The architecture choice matters for the builder community. Most teams designing custom silicon for AI inference in 2026 are choosing between Arm Neoverse V3/N3 and in-house cores. RISC-V has been competitive at the embedded and edge tier, but the enterprise inference tier has been Arm's by default because no open-ISA vendor had production silicon at that core count and clock. Arbel's 10-wide out-of-order microarchitecture targets the same compute density bracket as Arm's Neoverse V3. If the silicon delivers at the stated target, teams taping out custom accelerators in 2027 have a credible RISC-V option for the host processor - with no ISA licensing bill attached.
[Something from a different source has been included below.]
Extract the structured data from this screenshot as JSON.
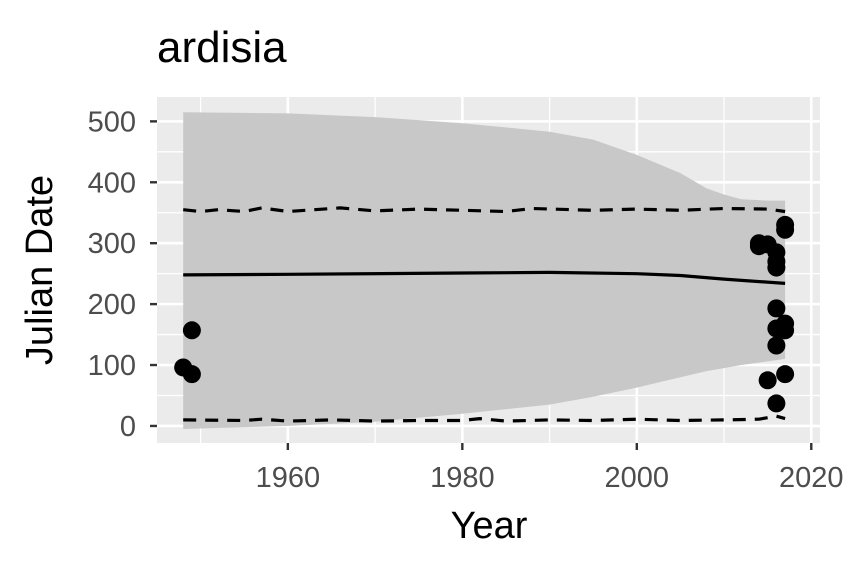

The real pressure lands on Arm's royalty model. Arm's server licensing has survived because the alternative was either in-house core development (expensive) or x86 (not competitive on power). RISC-V cores with genuine enterprise performance remove that binary. NextSilicon is not yet shipping and 2028 is a long runway, but the announcement at the RISC-V Summit changes the roadmap assumption. Teams starting datacenter silicon programs now that will tape out in 2027-2028 need to put Arbel on the shortlist. The ones that don't will explain that decision to investors when the royalty line item shows up in their unit economics.